Researchers cited fishing net entanglements, ship collisions, along with changes to food available for the whales as a result of warming ocean temperatures.

Newborns are now around 1 metre – or 7 per cent – shorter than a whale born in 1980, the study’s lead author, Dr Joshua Stewart, of the US National Oceanic and Atmospheric Administration (NOAA), said.

“A whale entangled for a year in fishing gear is expected to reach a maximum length about 60cm shorter than one who is not. On top of that, we found a whale born today is expected to reach a maximum length about a metre shorter than a whale born in 1980.”

Northern white rhinos – without alternatives

Only two northern white rhinos are left on the planet – and this year it was announced that just one is capable of breeding, and saving the species.

Keepers at a wildlife sanctuary in Kenya announced in October that Najin, a northern white rhino, would be retired from an ambitious breeding initiative after the “weighing up risks and opportunities for the individuals and the entire species”.

It means that only one northern white rhino, Najin’s daughter Fatu, is left to procreate. Mother and daughter live at the Ol Pejeta Conservancy in Kenya under high security.

One of the last remaining northern white rhinos, which are among Africa’s largest land animals. Poaching and changes to the rhino’s habitat has seen the population almost wiped out. (Getty Images/iStockphoto)

Since the death of the last male northern white rhino in 2019, breeders have experimented with a technique allowing female rhinos to be artificially inseminated.

While two embryos have been created in a laboratory using the eggs harvested from Najin and Fatu, the initiative has yet to implant them into a surrogate mother – most likely a southern white rhino.

Habitat loss, driven by illegal logging and agriculture, have been blamed for almost killing off the northern white rhino.

Rhinos in Asia and India, where the species numbers are higher, are meanwhile threatened by habitat degradation as a result of warming temperatures, as well as human activity.

Polar bear populations on ice

A study published in September suggested that polar bears have begun to inbreed to survive, as the Arctic’s most iconic animal adapts to rapidly-melting sea ice destroying its natural hunting grounds.

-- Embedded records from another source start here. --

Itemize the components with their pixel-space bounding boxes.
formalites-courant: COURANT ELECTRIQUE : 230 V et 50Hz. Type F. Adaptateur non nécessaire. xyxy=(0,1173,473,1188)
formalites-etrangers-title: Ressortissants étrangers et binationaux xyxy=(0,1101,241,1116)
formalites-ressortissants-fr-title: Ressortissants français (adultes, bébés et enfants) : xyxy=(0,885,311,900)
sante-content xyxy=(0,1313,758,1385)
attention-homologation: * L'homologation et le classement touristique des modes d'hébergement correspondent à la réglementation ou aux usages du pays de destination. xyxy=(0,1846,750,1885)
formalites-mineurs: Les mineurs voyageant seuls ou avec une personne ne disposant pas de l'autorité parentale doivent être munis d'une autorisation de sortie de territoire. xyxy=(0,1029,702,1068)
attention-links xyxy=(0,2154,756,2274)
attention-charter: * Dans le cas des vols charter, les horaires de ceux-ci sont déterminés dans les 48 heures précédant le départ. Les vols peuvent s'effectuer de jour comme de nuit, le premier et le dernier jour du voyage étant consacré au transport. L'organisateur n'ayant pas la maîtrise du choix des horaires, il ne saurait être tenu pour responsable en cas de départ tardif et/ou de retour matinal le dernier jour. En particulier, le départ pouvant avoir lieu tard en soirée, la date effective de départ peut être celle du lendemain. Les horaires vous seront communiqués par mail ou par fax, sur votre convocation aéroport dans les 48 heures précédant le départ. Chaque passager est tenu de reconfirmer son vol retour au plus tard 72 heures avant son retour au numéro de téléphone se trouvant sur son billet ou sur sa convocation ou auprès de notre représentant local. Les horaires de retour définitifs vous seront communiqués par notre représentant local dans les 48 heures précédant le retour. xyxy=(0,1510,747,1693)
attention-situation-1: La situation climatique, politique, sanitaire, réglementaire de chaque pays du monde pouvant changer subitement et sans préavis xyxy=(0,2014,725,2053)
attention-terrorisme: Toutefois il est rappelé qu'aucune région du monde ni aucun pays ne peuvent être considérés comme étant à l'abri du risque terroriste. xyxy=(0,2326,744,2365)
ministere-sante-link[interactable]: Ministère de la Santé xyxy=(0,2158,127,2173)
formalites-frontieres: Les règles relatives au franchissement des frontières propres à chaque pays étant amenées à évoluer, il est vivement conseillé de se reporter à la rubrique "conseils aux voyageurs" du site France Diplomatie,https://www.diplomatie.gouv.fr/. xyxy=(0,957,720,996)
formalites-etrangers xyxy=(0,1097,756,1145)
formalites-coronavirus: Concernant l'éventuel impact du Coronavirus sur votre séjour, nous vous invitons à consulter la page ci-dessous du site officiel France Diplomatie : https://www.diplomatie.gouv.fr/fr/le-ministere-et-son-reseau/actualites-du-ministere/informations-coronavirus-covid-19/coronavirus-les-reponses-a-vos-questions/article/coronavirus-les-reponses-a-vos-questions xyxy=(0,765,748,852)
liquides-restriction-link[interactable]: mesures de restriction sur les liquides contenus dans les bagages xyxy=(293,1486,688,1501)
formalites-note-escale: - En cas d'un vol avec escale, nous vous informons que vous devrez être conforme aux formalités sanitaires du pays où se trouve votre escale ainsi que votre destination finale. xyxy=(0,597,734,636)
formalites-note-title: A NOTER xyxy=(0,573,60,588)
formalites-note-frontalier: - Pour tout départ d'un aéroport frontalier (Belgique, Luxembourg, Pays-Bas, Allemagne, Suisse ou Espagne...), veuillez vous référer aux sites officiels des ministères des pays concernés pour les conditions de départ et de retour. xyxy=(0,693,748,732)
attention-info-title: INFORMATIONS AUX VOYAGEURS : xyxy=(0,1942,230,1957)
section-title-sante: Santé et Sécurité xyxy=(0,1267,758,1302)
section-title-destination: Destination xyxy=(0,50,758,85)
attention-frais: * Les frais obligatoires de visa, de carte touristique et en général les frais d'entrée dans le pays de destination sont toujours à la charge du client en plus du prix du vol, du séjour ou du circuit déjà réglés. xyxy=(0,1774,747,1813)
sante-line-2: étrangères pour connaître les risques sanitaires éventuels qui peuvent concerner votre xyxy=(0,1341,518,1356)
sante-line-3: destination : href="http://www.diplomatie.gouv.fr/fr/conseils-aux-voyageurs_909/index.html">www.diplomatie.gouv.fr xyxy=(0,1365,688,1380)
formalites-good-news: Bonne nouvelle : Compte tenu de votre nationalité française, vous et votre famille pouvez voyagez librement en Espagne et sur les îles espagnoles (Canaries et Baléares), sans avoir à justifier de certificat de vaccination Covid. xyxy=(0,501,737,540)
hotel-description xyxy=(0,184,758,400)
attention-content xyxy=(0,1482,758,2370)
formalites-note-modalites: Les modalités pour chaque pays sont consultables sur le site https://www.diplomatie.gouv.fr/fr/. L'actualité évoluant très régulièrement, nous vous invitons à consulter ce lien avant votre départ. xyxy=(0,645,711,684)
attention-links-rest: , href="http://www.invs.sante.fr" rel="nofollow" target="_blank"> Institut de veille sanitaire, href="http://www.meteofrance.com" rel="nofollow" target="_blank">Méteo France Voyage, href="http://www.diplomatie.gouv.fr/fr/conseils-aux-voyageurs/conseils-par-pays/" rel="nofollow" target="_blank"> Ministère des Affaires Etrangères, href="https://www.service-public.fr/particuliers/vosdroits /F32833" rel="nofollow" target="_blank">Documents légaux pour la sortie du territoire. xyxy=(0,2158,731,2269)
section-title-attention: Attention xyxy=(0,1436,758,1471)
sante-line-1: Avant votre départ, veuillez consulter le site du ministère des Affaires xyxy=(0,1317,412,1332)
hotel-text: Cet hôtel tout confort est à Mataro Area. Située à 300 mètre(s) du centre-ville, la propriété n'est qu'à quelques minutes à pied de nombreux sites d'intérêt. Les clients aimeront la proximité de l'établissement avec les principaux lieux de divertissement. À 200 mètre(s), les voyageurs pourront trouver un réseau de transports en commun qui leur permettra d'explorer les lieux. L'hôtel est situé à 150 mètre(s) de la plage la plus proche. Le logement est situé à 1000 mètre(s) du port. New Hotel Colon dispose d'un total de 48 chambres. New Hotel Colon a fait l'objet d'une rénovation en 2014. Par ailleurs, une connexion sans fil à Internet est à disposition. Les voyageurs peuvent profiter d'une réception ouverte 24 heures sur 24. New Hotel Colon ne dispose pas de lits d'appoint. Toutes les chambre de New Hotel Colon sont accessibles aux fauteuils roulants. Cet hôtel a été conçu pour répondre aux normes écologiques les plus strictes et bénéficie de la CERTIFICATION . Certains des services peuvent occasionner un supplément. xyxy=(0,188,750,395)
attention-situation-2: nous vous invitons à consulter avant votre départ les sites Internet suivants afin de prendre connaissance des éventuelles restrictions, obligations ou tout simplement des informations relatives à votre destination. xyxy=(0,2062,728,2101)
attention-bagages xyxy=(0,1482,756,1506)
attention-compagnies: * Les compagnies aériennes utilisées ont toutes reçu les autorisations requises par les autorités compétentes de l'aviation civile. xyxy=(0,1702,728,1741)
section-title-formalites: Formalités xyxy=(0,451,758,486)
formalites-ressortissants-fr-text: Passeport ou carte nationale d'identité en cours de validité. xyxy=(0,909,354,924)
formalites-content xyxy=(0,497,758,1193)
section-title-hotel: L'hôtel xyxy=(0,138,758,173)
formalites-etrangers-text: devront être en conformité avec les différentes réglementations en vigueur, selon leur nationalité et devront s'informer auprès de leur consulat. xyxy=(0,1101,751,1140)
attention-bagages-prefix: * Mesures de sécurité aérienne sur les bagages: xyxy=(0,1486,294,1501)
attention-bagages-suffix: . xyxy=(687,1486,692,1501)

Between 1995 and 2015, polar bears roaming Norway’s Svalbard Archipelago lost as much as 10 per cent of the population’s genetic diversity because of the impact of global heating, researchers said.

According to the World Wildlife Fund, polar regions are melting almost 13 per cent per decade, and over the past 30 years, the oldest and thickest ice in the Arctic has dropped by a shocking 95 per cent. That has shrunk territories that polar bears roam.

Simo Maduna, of the Norwegian Institute of Bioeconomy Research and study author, toldABC News , that with inbreeding “comes risk in the sense that some of the traits that are recessive, [and] will now basically be unmasked in the population”.

That could reveal abnormalities in polar bears born in future, and risk the predator’s ability to survive.

A polar bear on Svalbard, off the coasts of Norway and Russia, and where melting sea ice has forced the predator to rapidly adapt. (Getty Images/Andrew Peacock)

Last gasp: Giraffes killed looking for water

The sorry sight of six dead giraffes that were pictured in Kenya’s Garissa County in December showed the animals stuck in mud, where they were trying to reach a water source.

Kenyan wildlife authorities said the giraffes were found to have been weak from starvation before getting stuck in the mud inside the Sabuli Wildlife Conservancy in Wajir, almost 280 miles north east of Nairobi.

Photojournalist Ed Ram, who captured the image, said the giraffes were too weak to pull themselves free.

“When you approach many of the villages in the region, there’s dead cows that line kind of sand tracks as you get to the villages, in various states of decomposition,” he told CBC News. “And the cows that were remaining were very emaciated.”

Kenya has been battling an intense drought driven by the climate crisis, with the country’s president declaring a national disaster in September as this year’s rainy season followed recent patterns of very little rainfall.

Some 4,000 giraffes in Kenya are under threat, according to local newspaperThe Star , as the extreme drought conditions continue to threaten their food and water resources.